Par un jugement n° 1900680 du 20 février 2020, le tribunal administratif de la Guadeloupe a rejeté sa demande.
Procédure devant la cour :
Par une requête, enregistrée le 28 juillet 2020, M. E..., représenté par Me C..., demande à la cour :
1°) d'annuler ce jugement du tribunal administratif de la Guadeloupe du 20 février 2020 ;
2°) d'annuler l'arrêté du 12 juin 2019 par lequel le préfet de la Guadeloupe a refusé de lui délivrer un titre de séjour, l'a obligé à quitter le territoire français dans un délai de trente jours et a fixé le pays à destination duquel il serait reconduit à l'issue de ce délai ;
3°) d'enjoindre au préfet de la Guadeloupe de lui délivrer un titre de séjour temporaire portant la mention " vie privée et familiale ", dans un délai de deux mois à compter de l'arrêt à intervenir, et dans cette attente, de lui délivrer une autorisation provisoire de séjour ;
4°) de mettre à la charge de l'État la somme de 2 000 euros au titre de la première instance et de l'instance d'appel, en application de l'article L. 761-1 du code de justice administrative.
Il soutient que :
- l'arrêté litigieux est entaché d'un vice de procédure faute pour le préfet d'avoir saisi la commission du titre de séjour en méconnaissance des articles L. 312-1 et L.312-2 du code de l'entrée et du séjour des étrangers et du droit d'asile et de la circulaire du 28 novembre 2012 ;
- l'arrêté litigieux méconnaît les stipulations de l'article 8 de la convention européenne de sauvegarde des droits de l'homme et des libertés fondamentales et les dispositions du 7° de l'article L. 313-11 du code de l'entrée et du séjour des étrangers et du droit d'asile ;
- l'arrêté litigieux est entaché d'une erreur manifeste dans l'appréciation de ses conséquences sur sa vie personnelle.
Vu les autres pièces des dossiers.
Vu :
- la convention européenne de sauvegarde des droits de l'homme et des libertés fondamentales ;
- le code de l'entrée et du séjour des étrangers et du droit d'asile ;
- le code des relations entre le public et l'administration ;
- le code de justice administrative.
Le président de la formation de jugement a dispensé le rapporteur public, sur sa proposition, de prononcer des conclusions à l'audience.
Les parties ont été régulièrement averties du jour de l'audience.
Le rapport de M. B... A... a été entendu au cours de l'audience publique.
Considérant ce qui suit :
1. M. E..., ressortissant haïtien né en 1956, est entré irrégulièrement en France en juillet 2003. Sa demande de reconnaissance du statut de réfugié a été rejetée par une décision du directeur général de l'Office français de protection des réfugiés et apatrides du 24 mars 2005, confirmée le 20 septembre 2005 par la Cour nationale du droit d'asile.
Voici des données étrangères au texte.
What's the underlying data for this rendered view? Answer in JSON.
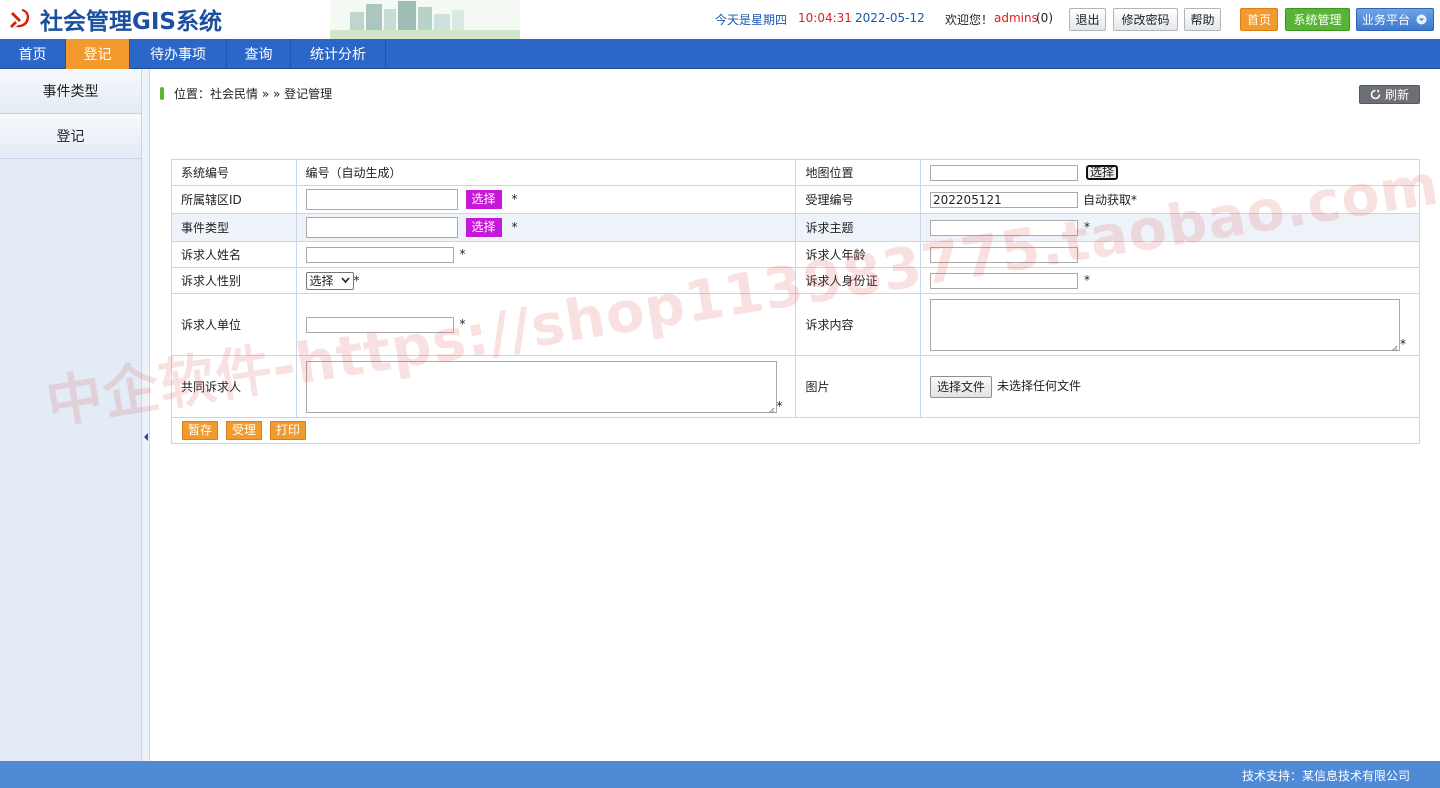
{
  "app": {
    "title": "社会管理GIS系统"
  },
  "topinfo": {
    "weekday": "今天是星期四",
    "time": "10:04:31",
    "date": "2022-05-12",
    "welcome": "欢迎您！",
    "user": "admins",
    "count": "(0)"
  },
  "top_buttons": {
    "logout": "退出",
    "change_password": "修改密码",
    "help": "帮助",
    "home": "首页",
    "system_admin": "系统管理",
    "platform": "业务平台"
  },
  "nav": [
    "首页",
    "登记",
    "待办事项",
    "查询",
    "统计分析"
  ],
  "sidebar": [
    "事件类型",
    "登记"
  ],
  "breadcrumb": {
    "prefix": "位置：",
    "path": "社会民情 » » 登记管理"
  },
  "refresh_label": "刷新",
  "form": {
    "system_no_label": "系统编号",
    "system_no_value": "编号（自动生成）",
    "map_label": "地图位置",
    "map_pick": "选择",
    "district_label": "所属辖区ID",
    "district_pick": "选择",
    "accept_no_label": "受理编号",
    "accept_no_value": "202205121",
    "accept_no_hint": "自动获取*",
    "event_type_label": "事件类型",
    "event_type_pick": "选择",
    "subject_label": "诉求主题",
    "name_label": "诉求人姓名",
    "age_label": "诉求人年龄",
    "gender_label": "诉求人性别",
    "gender_select": "选择",
    "idcard_label": "诉求人身份证",
    "unit_label": "诉求人单位",
    "content_label": "诉求内容",
    "co_label": "共同诉求人",
    "image_label": "图片",
    "file_button": "选择文件",
    "file_status": "未选择任何文件",
    "required_mark": "*"
  },
  "actions": [
    "暂存",
    "受理",
    "打印"
  ],
  "footer": "技术支持：某信息技术有限公司",
  "watermark": "中企软件-https://shop113983775.taobao.com",
  "colors": {
    "nav_blue": "#2a67c9",
    "active_orange": "#f29a2e",
    "pick_purple": "#c519d7",
    "green": "#58b434",
    "red_text": "#e02020"
  }
}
Sa demande d'admission exceptionnelle au séjour déposée le 14 avril 2014 a été rejetée par une décision du préfet de la Guadeloupe du 10 juillet 2014. Il a de nouveau présenté le 29 mai 2018, puis complété le 11 juin 2019, une demande de délivrance d'un titre de séjour sur le fondement des dispositions du 7° de l'article L. 313-11 du code de l'entrée et du séjour des étrangers et du droit d'asile. M. E... relève appel du jugement du 20 février 2020 par lequel le tribunal administratif de la Guadeloupe a rejeté sa demande tendant à l'annulation de l'arrêté du préfet de la Guadeloupe du 12 juin 2019, portant refus de titre de séjour et obligation de quitter le territoire français dans un délai de trente jours.
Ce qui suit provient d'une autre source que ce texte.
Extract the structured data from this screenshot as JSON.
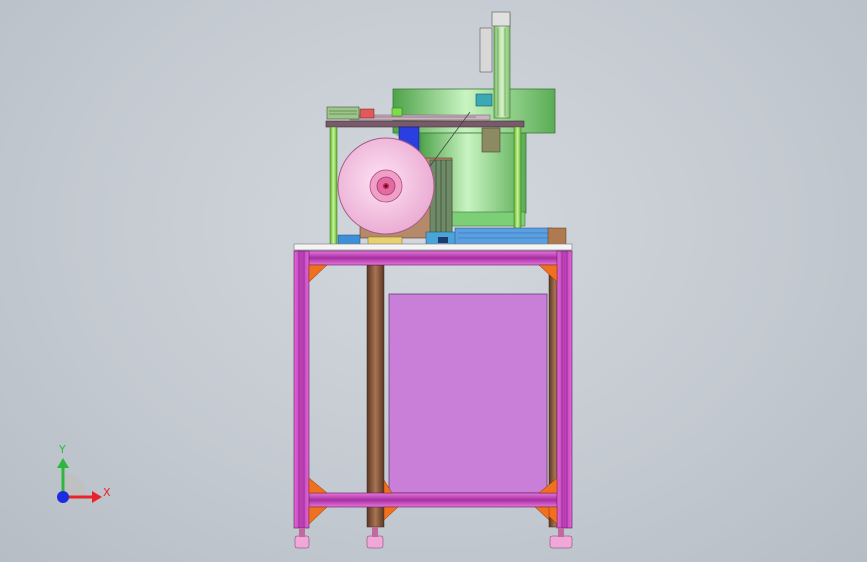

2. En premier lieu, aux termes de l'article 8 de la convention européenne de sauvegarde des droits de l'homme et des libertés fondamentales : " Toute personne a droit au respect de sa vie privée et familiale, de son domicile et de sa correspondance. Il ne peut y avoir ingérence d'une autorité publique dans l'exercice de ce droit que pour autant que cette ingérence est prévue par la loi et qu'elle constitue une mesure qui, dans une société démocratique, est nécessaire à la sécurité nationale, à la sûreté publique, au bien-être économique du pays, à la défense de l'ordre et à la prévention des infractions pénales, à la protection de la santé ou de la morale, ou à la protection des droits et libertés d'autrui. ". Aux termes de l'article L. 313-11 du code de l'entrée et du séjour des étrangers et du droit d'asile : " Sauf si sa présence constitue une menace pour l'ordre public, la carte de séjour temporaire portant la mention " vie privée et familiale " est délivrée de plein droit : (...) 7° A l'étranger ne vivant pas en état de polygamie, qui n'entre pas dans les catégories précédentes ou dans celles qui ouvrent droit au regroupement familial, dont les liens personnels et familiaux en France, appréciés notamment au regard de leur intensité, de leur ancienneté et de leur stabilité, des conditions d'existence de l'intéressé, de son insertion dans la société française ainsi que de la nature de ses liens avec la famille restée dans le pays d'origine, sont tels que le refus d'autoriser son séjour porterait à son droit au respect de sa vie privée et familiale une atteinte disproportionnée au regard des motifs du refus, sans que la condition prévue à l'article L. 313-2 soit exigée. L'insertion de l'étranger dans la société française est évaluée en tenant compte notamment de sa connaissance des valeurs de la République. (...) ".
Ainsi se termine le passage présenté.